Na noite de terça-feira, a força aérea israelita lançou um ataque devastador no campo de refugiados Palestinianos de Ain al-Hilweh, (o mais densamente populado em território Libanês), na cidade de Saida (o terceiro maior centro urbano do país). A ofensiva consistiu no disparo de três mísseis por parte de drones Israelitas, causando pelo menos 13 mortos e inúmeros feridos, naquele que foi considerado um dos ataques mais mortíferos por parte de Israel no Líbano desde o início do cessar-fogo, acordado há quase um ano.
Segundo o porta-voz do exército Israelita, Avichay Adraee, esta operação visava eliminar membros do Hamas que alegadamente usavam aquela zona do campo como centro para treino militar com o intuito de preparar ataques futuros contra o Estado de Israel. Adraee avançou ainda que Israel fez os possíveis para minimizar vítimas civis antes de efetuar o ataque aéreo. Contudo, oficiais do Hamas (organização que tem presença forte na zona de Saida) negaram as alegações Israelitas e garantiram que o local bombardeado era um centro desportivo frequentado por jovens atletas, apelidando este massacre de “um ato bárbaro contra o Povo Palestiniano e a soberania Libanesa”.

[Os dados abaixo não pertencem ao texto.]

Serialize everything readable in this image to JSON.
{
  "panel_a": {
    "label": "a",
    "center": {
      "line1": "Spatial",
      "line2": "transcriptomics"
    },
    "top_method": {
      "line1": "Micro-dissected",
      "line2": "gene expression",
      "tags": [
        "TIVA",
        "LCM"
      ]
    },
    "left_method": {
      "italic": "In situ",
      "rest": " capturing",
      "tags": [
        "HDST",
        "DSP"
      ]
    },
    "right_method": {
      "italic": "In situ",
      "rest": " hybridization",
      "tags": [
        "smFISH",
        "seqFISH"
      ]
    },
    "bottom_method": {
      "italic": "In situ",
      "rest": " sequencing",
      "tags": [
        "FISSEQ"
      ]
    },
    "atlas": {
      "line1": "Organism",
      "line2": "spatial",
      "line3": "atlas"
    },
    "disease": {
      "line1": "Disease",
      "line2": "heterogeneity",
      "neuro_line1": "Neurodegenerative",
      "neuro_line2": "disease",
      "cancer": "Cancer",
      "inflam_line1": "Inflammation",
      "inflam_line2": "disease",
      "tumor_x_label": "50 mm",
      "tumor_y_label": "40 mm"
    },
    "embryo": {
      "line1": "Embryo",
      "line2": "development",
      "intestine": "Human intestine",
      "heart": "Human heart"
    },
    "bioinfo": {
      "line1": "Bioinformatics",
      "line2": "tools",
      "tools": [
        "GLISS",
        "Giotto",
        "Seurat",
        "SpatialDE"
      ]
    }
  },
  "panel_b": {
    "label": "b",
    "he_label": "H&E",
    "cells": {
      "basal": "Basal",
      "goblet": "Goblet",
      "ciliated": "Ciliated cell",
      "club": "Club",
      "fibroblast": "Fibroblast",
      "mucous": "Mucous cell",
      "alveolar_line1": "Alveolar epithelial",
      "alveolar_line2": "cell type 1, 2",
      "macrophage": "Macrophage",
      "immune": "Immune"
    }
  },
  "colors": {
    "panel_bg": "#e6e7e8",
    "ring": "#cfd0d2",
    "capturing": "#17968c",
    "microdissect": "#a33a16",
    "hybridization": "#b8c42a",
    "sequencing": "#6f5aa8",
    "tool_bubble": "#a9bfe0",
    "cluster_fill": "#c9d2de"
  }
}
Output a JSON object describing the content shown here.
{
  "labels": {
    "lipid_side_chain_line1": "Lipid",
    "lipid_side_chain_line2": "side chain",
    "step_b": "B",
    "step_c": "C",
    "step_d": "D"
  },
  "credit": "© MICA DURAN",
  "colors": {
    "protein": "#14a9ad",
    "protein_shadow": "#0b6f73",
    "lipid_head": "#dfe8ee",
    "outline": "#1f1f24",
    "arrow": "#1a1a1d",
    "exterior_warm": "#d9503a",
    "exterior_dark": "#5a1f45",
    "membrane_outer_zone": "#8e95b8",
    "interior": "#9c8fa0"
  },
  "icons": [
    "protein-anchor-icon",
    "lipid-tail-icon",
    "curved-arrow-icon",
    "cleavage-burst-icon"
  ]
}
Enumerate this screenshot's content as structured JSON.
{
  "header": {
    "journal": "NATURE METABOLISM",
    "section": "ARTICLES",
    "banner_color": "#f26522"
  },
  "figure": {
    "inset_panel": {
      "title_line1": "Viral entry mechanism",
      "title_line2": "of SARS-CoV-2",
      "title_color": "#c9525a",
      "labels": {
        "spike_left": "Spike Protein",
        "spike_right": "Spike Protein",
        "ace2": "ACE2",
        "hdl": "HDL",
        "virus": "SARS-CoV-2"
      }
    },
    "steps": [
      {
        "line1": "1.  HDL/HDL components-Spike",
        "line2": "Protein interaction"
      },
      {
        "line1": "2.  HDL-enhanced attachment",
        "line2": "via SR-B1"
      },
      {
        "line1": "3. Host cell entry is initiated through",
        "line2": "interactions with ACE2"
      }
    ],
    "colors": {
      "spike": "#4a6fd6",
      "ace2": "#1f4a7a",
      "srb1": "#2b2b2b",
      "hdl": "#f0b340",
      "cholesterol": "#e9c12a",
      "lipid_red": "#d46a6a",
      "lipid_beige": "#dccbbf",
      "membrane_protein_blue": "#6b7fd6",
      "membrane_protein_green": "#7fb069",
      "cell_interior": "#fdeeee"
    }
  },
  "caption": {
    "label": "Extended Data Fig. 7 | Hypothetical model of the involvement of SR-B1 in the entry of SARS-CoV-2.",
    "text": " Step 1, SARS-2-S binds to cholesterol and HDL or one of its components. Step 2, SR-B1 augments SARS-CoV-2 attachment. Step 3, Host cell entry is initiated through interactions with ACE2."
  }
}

A Organização para a Libertação da Palestina (OLP) também prestou declarações num comunicado onde condenou o ataque, anunciando ainda uma greve geral e um período de luto nacional no campo, bem como o encerramento de todas as instituições, centros e agências dentro do campo de refugiados. Outras organizações Palestinianas, como a Jamaa Islamiyya (Grupo Islâmico), apelou ao governo Libanês para tomar medidas necessárias para encorajar a comunidade internacional a pôr pressão sobre Israel para que os termos do cessar-fogo sejam respeitados. O grupo denunciou ainda o silêncio dos países garantes do cessar-fogo, nomeadamente os EUA e a França, rematando que as infracções Israelitas tornam estas duas nações cúmplices dos crimes por parte de Israel.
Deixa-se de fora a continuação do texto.